File photo of Madras High Court | Photo Credit: K. Pichumani

Umbilical cord between FIR & ECIR snaps after latter’s birth, says Madras High Court

Justices S.M. Subramaniam and A.D. Maria Clete rule that money laundering trial cannot be postponed until the criminal proceedings in predicate offence reach finality

by · The Hindu

The umbilical cord between a First Information Report (FIR) and an Enforcement Case Information Report (ECIR) gets snapped immediately after the birth of the latter, and hence, the trial in a Prevention of Money Laundering Act (PMLA) case need not be postponed until the criminal case booked for the predicate offence reaches finality, the Madras High Court has held.
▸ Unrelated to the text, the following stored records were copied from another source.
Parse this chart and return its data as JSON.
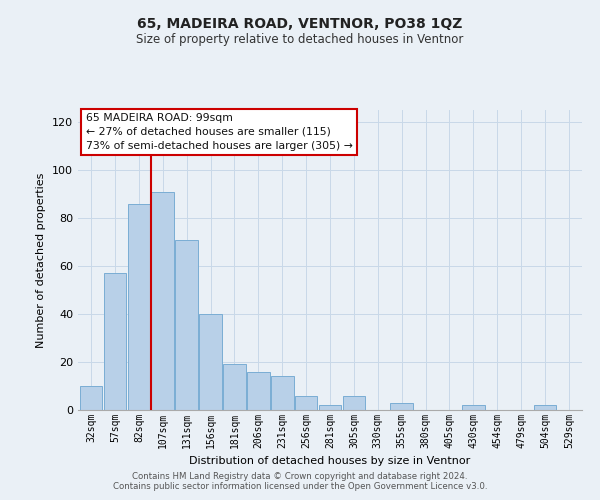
{
  "title": "65, MADEIRA ROAD, VENTNOR, PO38 1QZ",
  "subtitle": "Size of property relative to detached houses in Ventnor",
  "xlabel": "Distribution of detached houses by size in Ventnor",
  "ylabel": "Number of detached properties",
  "categories": [
    "32sqm",
    "57sqm",
    "82sqm",
    "107sqm",
    "131sqm",
    "156sqm",
    "181sqm",
    "206sqm",
    "231sqm",
    "256sqm",
    "281sqm",
    "305sqm",
    "330sqm",
    "355sqm",
    "380sqm",
    "405sqm",
    "430sqm",
    "454sqm",
    "479sqm",
    "504sqm",
    "529sqm"
  ],
  "values": [
    10,
    57,
    86,
    91,
    71,
    40,
    19,
    16,
    14,
    6,
    2,
    6,
    0,
    3,
    0,
    0,
    2,
    0,
    0,
    2,
    0
  ],
  "bar_color": "#b8d0e8",
  "bar_edge_color": "#7aadd4",
  "grid_color": "#c8d8e8",
  "vline_color": "#cc0000",
  "vline_x_index": 3,
  "annotation_title": "65 MADEIRA ROAD: 99sqm",
  "annotation_line1": "← 27% of detached houses are smaller (115)",
  "annotation_line2": "73% of semi-detached houses are larger (305) →",
  "annotation_box_facecolor": "#ffffff",
  "annotation_box_edgecolor": "#cc0000",
  "ylim": [
    0,
    125
  ],
  "yticks": [
    0,
    20,
    40,
    60,
    80,
    100,
    120
  ],
  "footer1": "Contains HM Land Registry data © Crown copyright and database right 2024.",
  "footer2": "Contains public sector information licensed under the Open Government Licence v3.0.",
  "bg_color": "#eaf0f6",
  "title_fontsize": 10,
  "subtitle_fontsize": 8.5,
  "ylabel_fontsize": 8,
  "xlabel_fontsize": 8
}
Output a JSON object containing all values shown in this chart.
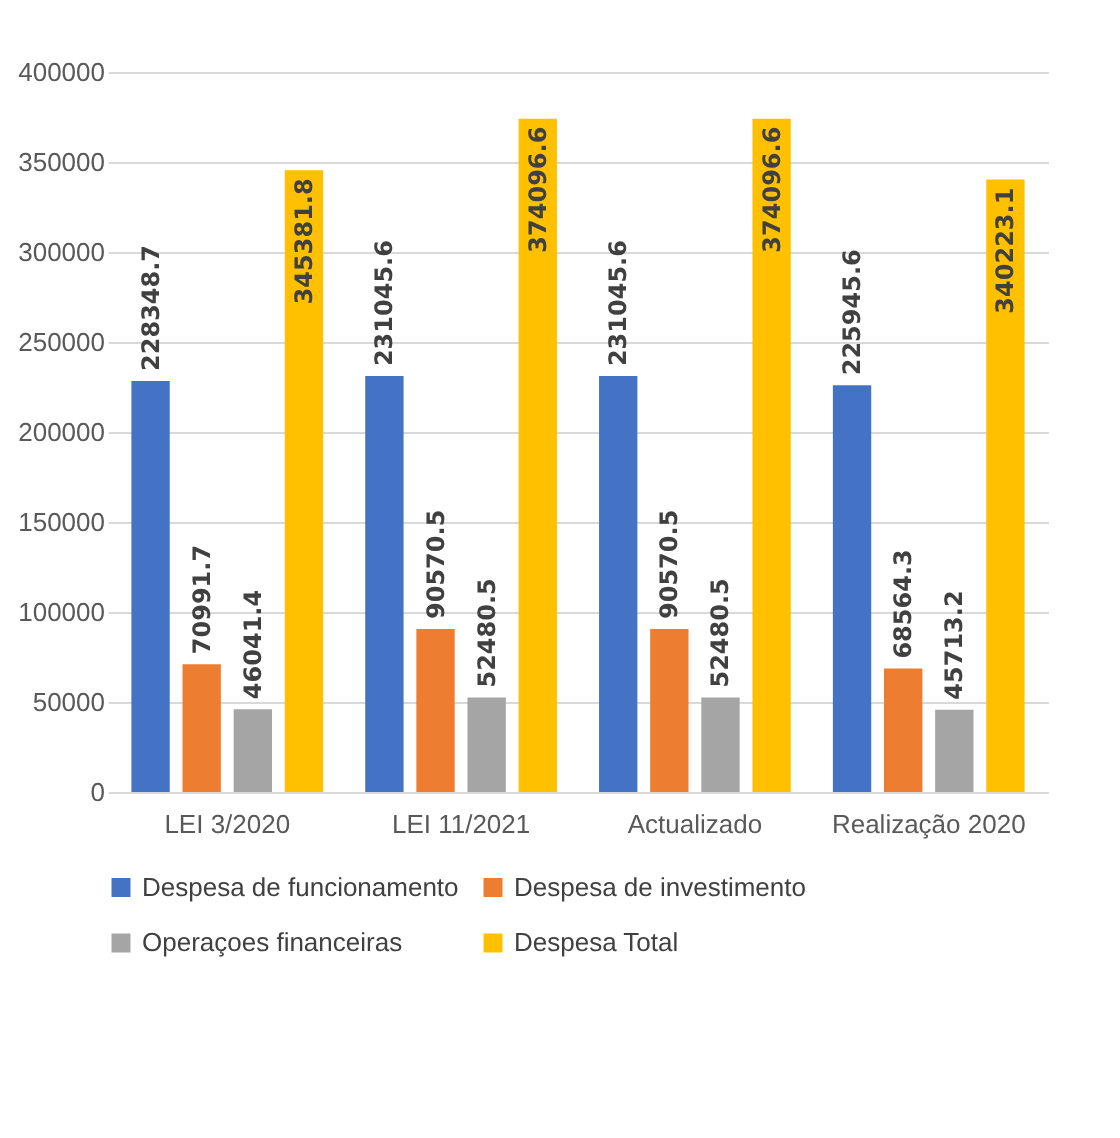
{
  "chart_data": {
    "type": "bar",
    "categories": [
      "LEI 3/2020",
      "LEI 11/2021",
      "Actualizado",
      "Realização 2020"
    ],
    "series": [
      {
        "name": "Despesa de funcionamento",
        "color": "#4472c4",
        "values": [
          228348.7,
          231045.6,
          231045.6,
          225945.6
        ]
      },
      {
        "name": "Despesa de investimento",
        "color": "#ed7d31",
        "values": [
          70991.7,
          90570.5,
          90570.5,
          68564.3
        ]
      },
      {
        "name": "Operaçoes financeiras",
        "color": "#a5a5a5",
        "values": [
          46041.4,
          52480.5,
          52480.5,
          45713.2
        ]
      },
      {
        "name": "Despesa Total",
        "color": "#ffc000",
        "values": [
          345381.8,
          374096.6,
          374096.6,
          340223.1
        ]
      }
    ],
    "ylim": [
      0,
      400000
    ],
    "yticks": [
      0,
      50000,
      100000,
      150000,
      200000,
      250000,
      300000,
      350000,
      400000
    ],
    "grid": "y",
    "legend": "bottom",
    "data_labels": true
  }
}
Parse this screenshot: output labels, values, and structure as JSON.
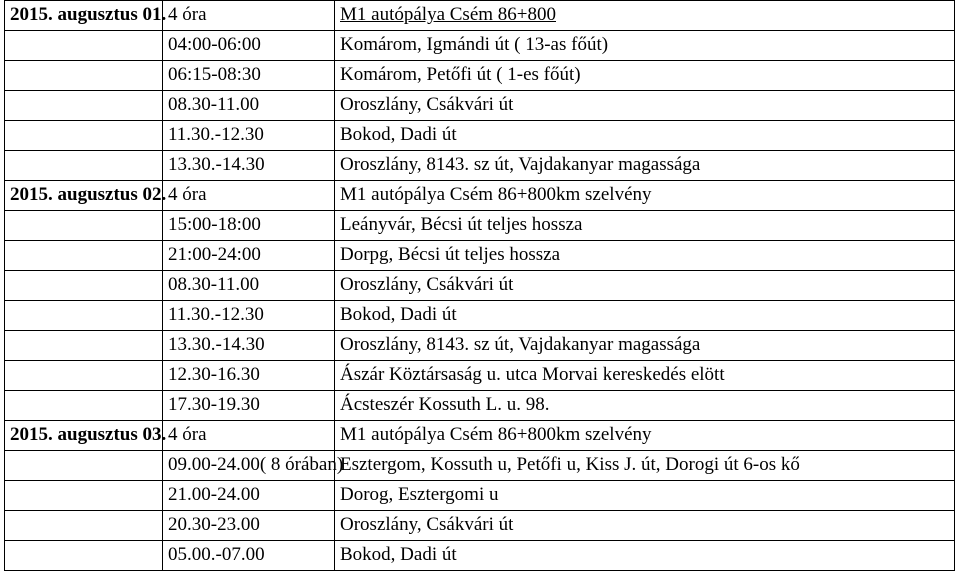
{
  "rows": [
    {
      "date": "2015. augusztus 01.",
      "time": "4 óra",
      "desc": "M1 autópálya Csém 86+800",
      "underline": true
    },
    {
      "date": "",
      "time": "04:00-06:00",
      "desc": "Komárom, Igmándi út ( 13-as főút)",
      "underline": false
    },
    {
      "date": "",
      "time": "06:15-08:30",
      "desc": "Komárom, Petőfi út ( 1-es főút)",
      "underline": false
    },
    {
      "date": "",
      "time": "08.30-11.00",
      "desc": "Oroszlány, Csákvári út",
      "underline": false
    },
    {
      "date": "",
      "time": "11.30.-12.30",
      "desc": "Bokod, Dadi út",
      "underline": false
    },
    {
      "date": "",
      "time": "13.30.-14.30",
      "desc": "Oroszlány, 8143. sz út, Vajdakanyar magassága",
      "underline": false
    },
    {
      "date": "2015. augusztus 02.",
      "time": "4 óra",
      "desc": "M1 autópálya Csém 86+800km szelvény",
      "underline": false
    },
    {
      "date": "",
      "time": "15:00-18:00",
      "desc": "Leányvár, Bécsi út teljes hossza",
      "underline": false
    },
    {
      "date": "",
      "time": "21:00-24:00",
      "desc": "Dorpg, Bécsi út teljes hossza",
      "underline": false
    },
    {
      "date": "",
      "time": "08.30-11.00",
      "desc": "Oroszlány, Csákvári út",
      "underline": false
    },
    {
      "date": "",
      "time": "11.30.-12.30",
      "desc": "Bokod, Dadi út",
      "underline": false
    },
    {
      "date": "",
      "time": "13.30.-14.30",
      "desc": "Oroszlány, 8143. sz út, Vajdakanyar magassága",
      "underline": false
    },
    {
      "date": "",
      "time": "12.30-16.30",
      "desc": "Ászár Köztársaság u. utca Morvai kereskedés elött",
      "underline": false
    },
    {
      "date": "",
      "time": "17.30-19.30",
      "desc": "Ácsteszér Kossuth L. u. 98.",
      "underline": false
    },
    {
      "date": "2015. augusztus 03.",
      "time": "4 óra",
      "desc": "M1 autópálya Csém 86+800km szelvény",
      "underline": false
    },
    {
      "date": "",
      "time": "09.00-24.00( 8 órában)",
      "desc": "Esztergom, Kossuth u, Petőfi u, Kiss J. út, Dorogi út 6-os kő",
      "underline": false
    },
    {
      "date": "",
      "time": "21.00-24.00",
      "desc": "Dorog, Esztergomi u",
      "underline": false
    },
    {
      "date": "",
      "time": "20.30-23.00",
      "desc": "Oroszlány, Csákvári út",
      "underline": false
    },
    {
      "date": "",
      "time": "05.00.-07.00",
      "desc": "Bokod, Dadi út",
      "underline": false
    }
  ],
  "colWidths": {
    "date": 158,
    "time": 172
  }
}
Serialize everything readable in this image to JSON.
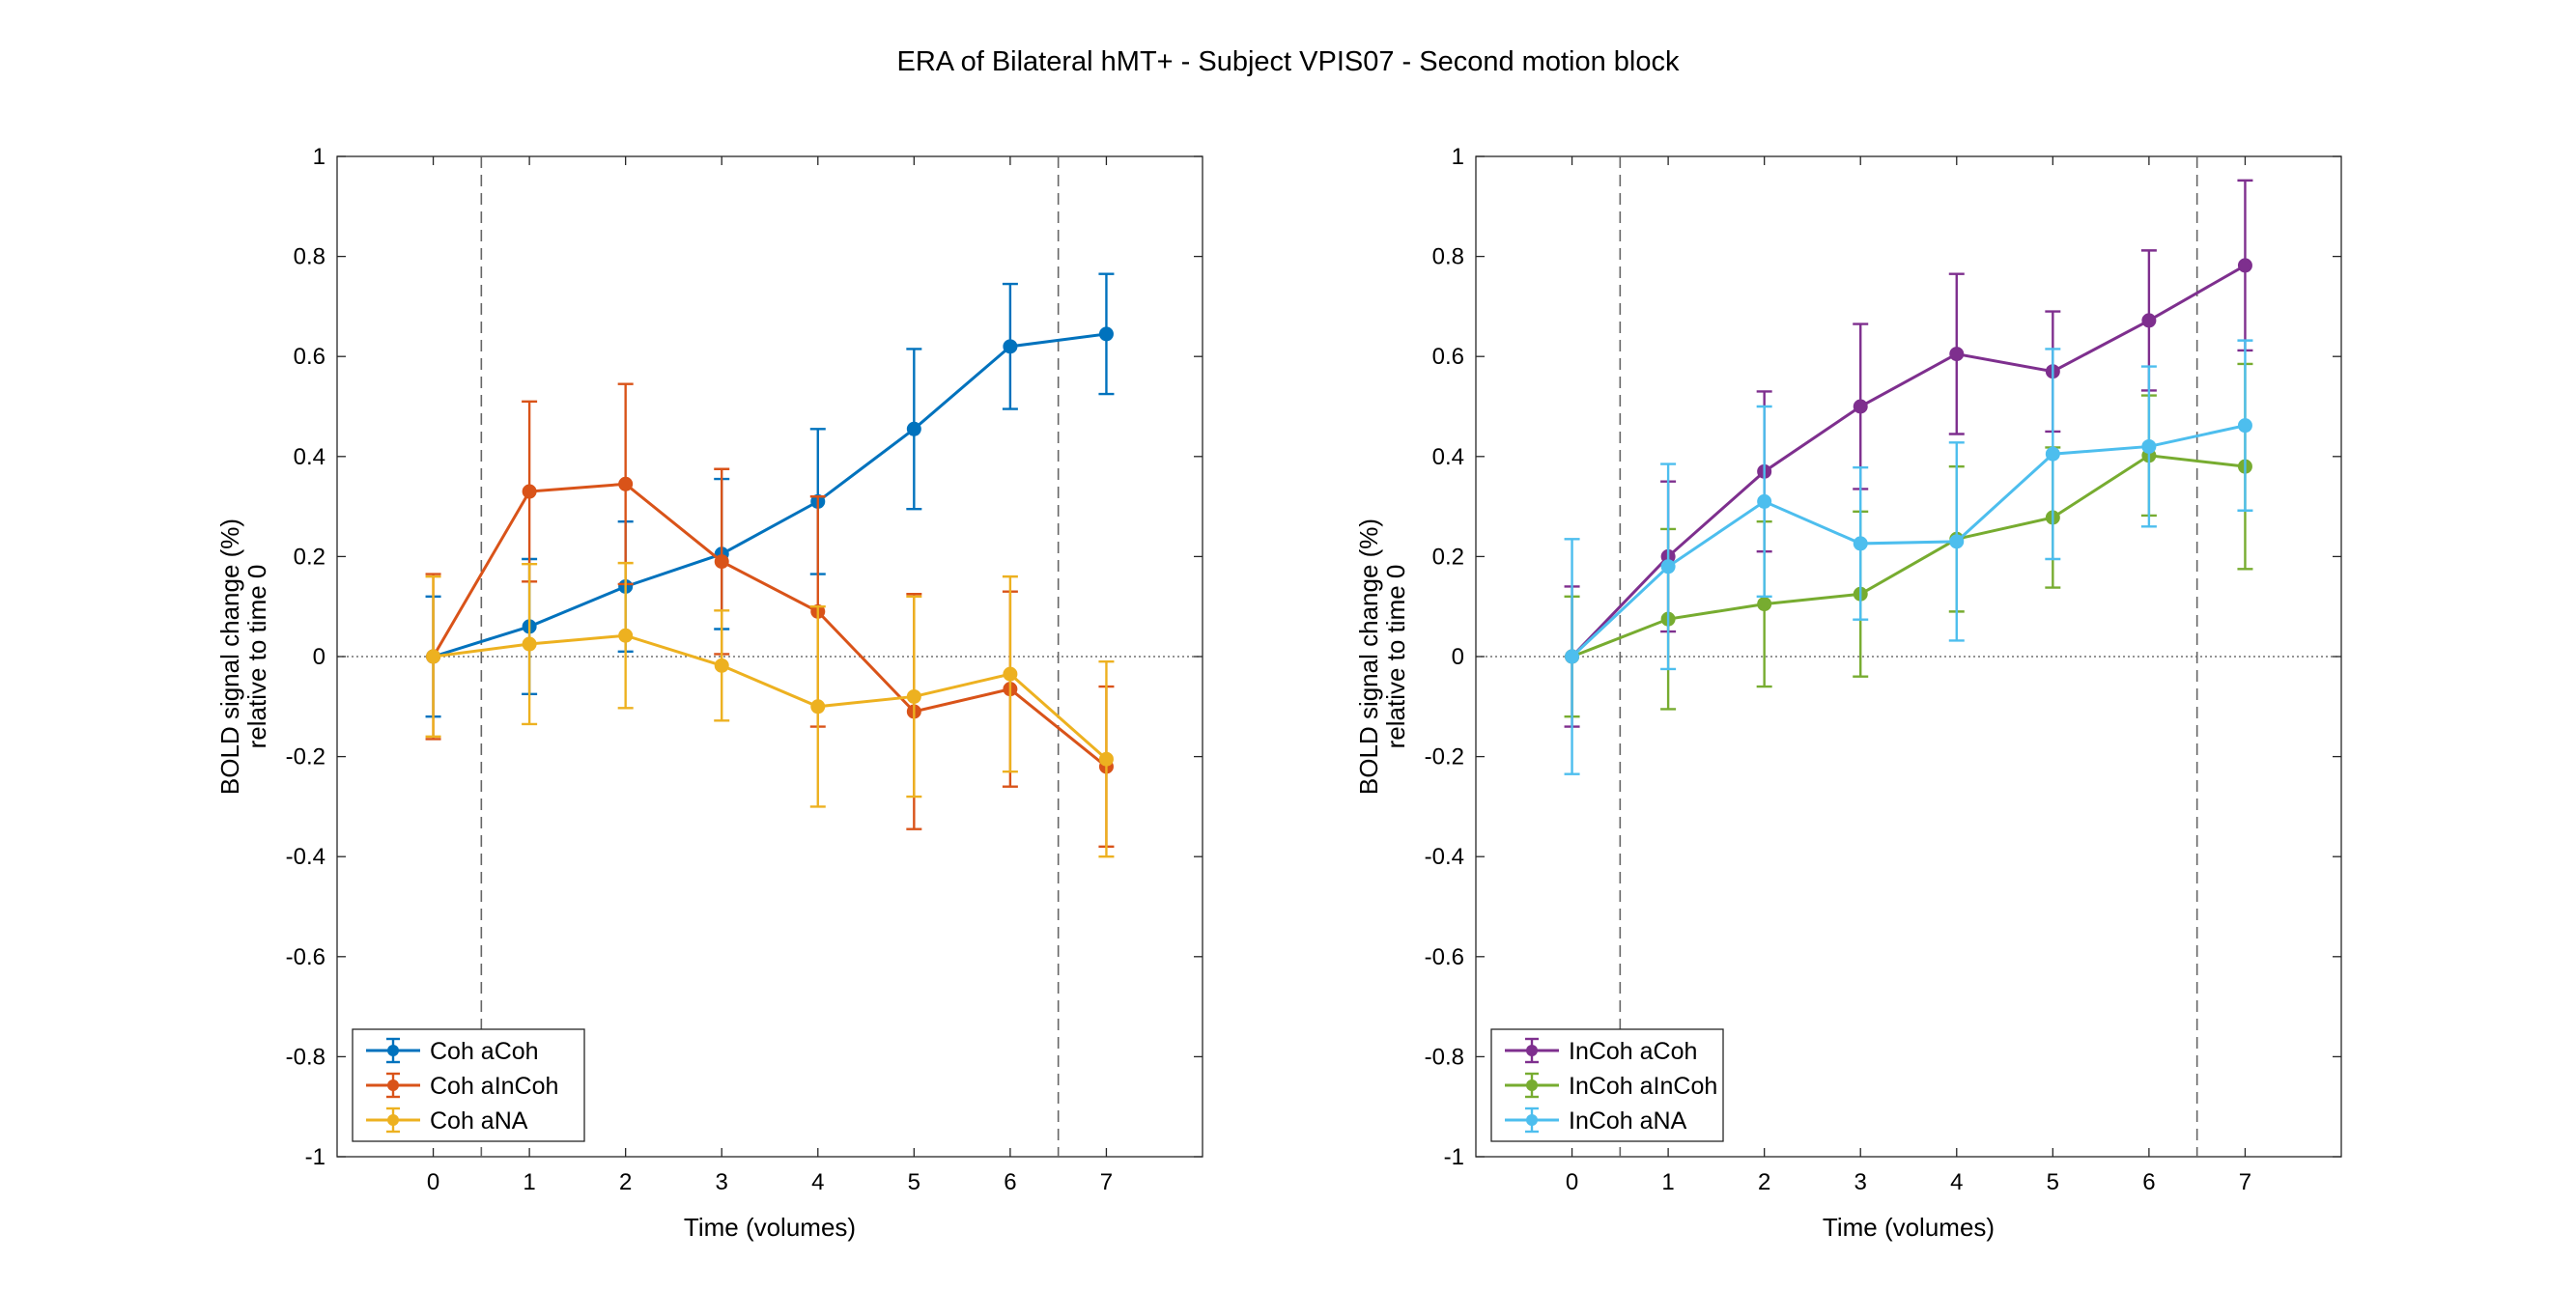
{
  "figure": {
    "title": "ERA of Bilateral hMT+ - Subject VPIS07 - Second motion block"
  },
  "chart_data": [
    {
      "type": "line",
      "title": "",
      "xlabel": "Time (volumes)",
      "ylabel": "BOLD signal change (%)",
      "ylabel2": "relative to time 0",
      "xlim": [
        -1,
        8
      ],
      "ylim": [
        -1,
        1
      ],
      "xticks": [
        0,
        1,
        2,
        3,
        4,
        5,
        6,
        7
      ],
      "yticks": [
        -1,
        -0.8,
        -0.6,
        -0.4,
        -0.2,
        0,
        0.2,
        0.4,
        0.6,
        0.8,
        1
      ],
      "ytick_labels": [
        "-1",
        "-0.8",
        "-0.6",
        "-0.4",
        "-0.2",
        "0",
        "0.2",
        "0.4",
        "0.6",
        "0.8",
        "1"
      ],
      "vlines": [
        0.5,
        6.5
      ],
      "zero_line": true,
      "grid": false,
      "legend_position": "bottom-left",
      "x": [
        0,
        1,
        2,
        3,
        4,
        5,
        6,
        7
      ],
      "series": [
        {
          "name": "Coh aCoh",
          "color": "#0072BD",
          "values": [
            0,
            0.06,
            0.14,
            0.205,
            0.31,
            0.455,
            0.62,
            0.645
          ],
          "errors": [
            0.12,
            0.135,
            0.13,
            0.15,
            0.145,
            0.16,
            0.125,
            0.12
          ]
        },
        {
          "name": "Coh aInCoh",
          "color": "#D95319",
          "values": [
            0,
            0.33,
            0.345,
            0.19,
            0.09,
            -0.11,
            -0.065,
            -0.22
          ],
          "errors": [
            0.165,
            0.18,
            0.2,
            0.185,
            0.23,
            0.235,
            0.195,
            0.16
          ]
        },
        {
          "name": "Coh aNA",
          "color": "#EDB120",
          "values": [
            0,
            0.025,
            0.042,
            -0.018,
            -0.1,
            -0.08,
            -0.035,
            -0.205
          ],
          "errors": [
            0.16,
            0.16,
            0.145,
            0.11,
            0.2,
            0.2,
            0.195,
            0.195
          ]
        }
      ]
    },
    {
      "type": "line",
      "title": "",
      "xlabel": "Time (volumes)",
      "ylabel": "BOLD signal change (%)",
      "ylabel2": "relative to time 0",
      "xlim": [
        -1,
        8
      ],
      "ylim": [
        -1,
        1
      ],
      "xticks": [
        0,
        1,
        2,
        3,
        4,
        5,
        6,
        7
      ],
      "yticks": [
        -1,
        -0.8,
        -0.6,
        -0.4,
        -0.2,
        0,
        0.2,
        0.4,
        0.6,
        0.8,
        1
      ],
      "ytick_labels": [
        "-1",
        "-0.8",
        "-0.6",
        "-0.4",
        "-0.2",
        "0",
        "0.2",
        "0.4",
        "0.6",
        "0.8",
        "1"
      ],
      "vlines": [
        0.5,
        6.5
      ],
      "zero_line": true,
      "grid": false,
      "legend_position": "bottom-left",
      "x": [
        0,
        1,
        2,
        3,
        4,
        5,
        6,
        7
      ],
      "series": [
        {
          "name": "InCoh aCoh",
          "color": "#7E2F8E",
          "values": [
            0,
            0.2,
            0.37,
            0.5,
            0.605,
            0.57,
            0.672,
            0.782
          ],
          "errors": [
            0.14,
            0.15,
            0.16,
            0.165,
            0.16,
            0.12,
            0.14,
            0.17
          ]
        },
        {
          "name": "InCoh aInCoh",
          "color": "#77AC30",
          "values": [
            0,
            0.075,
            0.105,
            0.125,
            0.235,
            0.278,
            0.402,
            0.38
          ],
          "errors": [
            0.12,
            0.18,
            0.165,
            0.165,
            0.145,
            0.14,
            0.12,
            0.205
          ]
        },
        {
          "name": "InCoh aNA",
          "color": "#4DBEEE",
          "values": [
            0,
            0.18,
            0.31,
            0.226,
            0.23,
            0.405,
            0.42,
            0.462
          ],
          "errors": [
            0.235,
            0.205,
            0.19,
            0.152,
            0.198,
            0.21,
            0.16,
            0.17
          ]
        }
      ]
    }
  ]
}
A Division Bench of Justices S.M. Subramaniam and A.D. Maria Clete said the Directorate of Enforcement (ED) certainly requires the pre-existence of a scheduled economic offence, booked by any other agency, such as Central Bureau of Investigation (CBI) or the local police, before registering a ECIR under the PMLA of 2002 on the suspicion that the money could have been laundered.

However, after the registration of the ECIR, the investigation to be carried out by the ED would become independent and would have to be dealt with only under the provisions of the PMLA. Being a special enactment, the PMLA would have an overriding effect over all the other criminal laws, including the Code of Criminal Procedure (now Bharatiya Nagarik Suraksha Sanhita), the Bench said.

“The ECIR is born from the FIR but once the ECIR is born, the umbilical cord that connects the ECIR with the FIR loses its relevance and the ECIR becomes an independent document in itself. Consequently, a new life in the form of the ECIR emerges, which has a breath of its own without the support of the FIR. So, the FIR and ECIR become two different documents, and both tend to take shape on its own, independent of each other,” the judges wrote.

The observations were made while allowing a criminal revision petition filed by the ED against an order passed by the Principal Sessions Court-cum-Special Court under the PMLA in Puducherry on April 30, 2024. The Principal Sessions Court had decided to postpone the trial in a PMLA case against former MLA Ashok Anand until the disposal of his 2018 appeal against the conviction in a disproportionate assets case.

The Division Bench led by Justice Subramaniam agreed with ED Special Public Prosecutor (SPP) N. Ramesh that the Puducherry Sessions-cum-Special Court ought not to have postponed the commencement of the PMLA trial indefinitely when the offence of money laundering remains to be distinct and independent of the criminal proceedings related to the predicate offence booked by the CBI.

“The wider implications and ramifications of the offence of money laundering cannot be equated with the offences under the other penal laws. The objective of the PMLA is to protect the economic status of our country. Therefore, we are of the considered opinion that the trial court has committed an error in postponement of the PMLA trial during the pendency of the criminal appeal,” the Bench said.

It also said that after the completion of the appeal proceedings in the disproportionate assets before the Madras High Court, the convict might appeal before the Supreme Court and cite that as a reason to postpone the PMLA trial further. Such a course could not be permitted. “In any angle, pendency of a criminal appeal cannot be an absolute bar for proceeding with the PMLA trial,” the judges observed.

They quashed the Sessions Court order and directed it to proceed with the trial.